Of those who went abroad, Theodore de Meagher served in 1660 in the Spanish Netherlands as Maréchal de Campo, under the Prince of Condé.
The O'Meaghers declared for King James and joined his army. When war broke out in Ireland in 1689, we find John Meagher serving in Sarfield's horse; Cornelius, Brian, and Edmund O'Meagher in Butler's Foot; John, Edmund and Thomas O'Meagher in Bagenal's Foot; Philip O'Meagher in Oxburg's Foot, and Thomas O'Meagher in Mountcashel's Foor.

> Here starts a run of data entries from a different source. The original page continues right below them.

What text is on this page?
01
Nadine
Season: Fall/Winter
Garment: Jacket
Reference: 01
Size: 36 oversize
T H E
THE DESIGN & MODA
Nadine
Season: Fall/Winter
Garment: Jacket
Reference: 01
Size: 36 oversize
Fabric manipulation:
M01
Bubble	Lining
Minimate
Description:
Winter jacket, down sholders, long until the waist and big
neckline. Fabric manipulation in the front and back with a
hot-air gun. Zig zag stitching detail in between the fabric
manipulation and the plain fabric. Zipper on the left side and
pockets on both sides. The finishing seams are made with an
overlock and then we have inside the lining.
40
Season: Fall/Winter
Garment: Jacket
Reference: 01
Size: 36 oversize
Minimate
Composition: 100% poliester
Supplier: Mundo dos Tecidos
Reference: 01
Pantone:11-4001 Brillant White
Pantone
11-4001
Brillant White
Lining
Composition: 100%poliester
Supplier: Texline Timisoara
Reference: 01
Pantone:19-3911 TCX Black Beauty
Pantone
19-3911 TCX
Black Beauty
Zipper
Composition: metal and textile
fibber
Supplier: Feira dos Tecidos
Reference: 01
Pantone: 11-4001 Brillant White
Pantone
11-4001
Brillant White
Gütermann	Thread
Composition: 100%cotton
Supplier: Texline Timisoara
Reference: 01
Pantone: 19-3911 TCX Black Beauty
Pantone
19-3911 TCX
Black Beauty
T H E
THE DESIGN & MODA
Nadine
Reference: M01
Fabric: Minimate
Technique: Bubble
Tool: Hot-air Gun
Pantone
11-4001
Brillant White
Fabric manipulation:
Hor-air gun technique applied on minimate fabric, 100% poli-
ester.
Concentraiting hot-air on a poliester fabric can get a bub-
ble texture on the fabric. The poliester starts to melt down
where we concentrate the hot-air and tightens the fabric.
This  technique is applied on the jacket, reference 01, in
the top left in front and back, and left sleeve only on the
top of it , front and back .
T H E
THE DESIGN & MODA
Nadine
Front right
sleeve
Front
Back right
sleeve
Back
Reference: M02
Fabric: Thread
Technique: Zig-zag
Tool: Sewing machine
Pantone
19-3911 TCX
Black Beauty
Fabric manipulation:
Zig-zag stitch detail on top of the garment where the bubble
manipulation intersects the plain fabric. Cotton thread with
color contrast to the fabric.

And after the surrender of Limerick the remains of the Jacopite army volunteered for France and Spain, and we find O'Meaghers serving in the French regiments of Bulkeley, Clare, Galmoy, and Lee; in the Spanish regiments of Hibernia, Irlanda, Wauchop, and Waterford; in the prussian army of Von Derfinger's Dragoons, and in the garrison of Cüstrin; and in the Polish Saxon army, Thadée de Meagher became a Lieutenant General and Colonel Proprietor of the Swiss Guard, and Chamberlain to the King: he was commissioned by the sovereign to negotiate with Frederick the Great a treaty of neutrality on the breaking out of the Seven Years' War.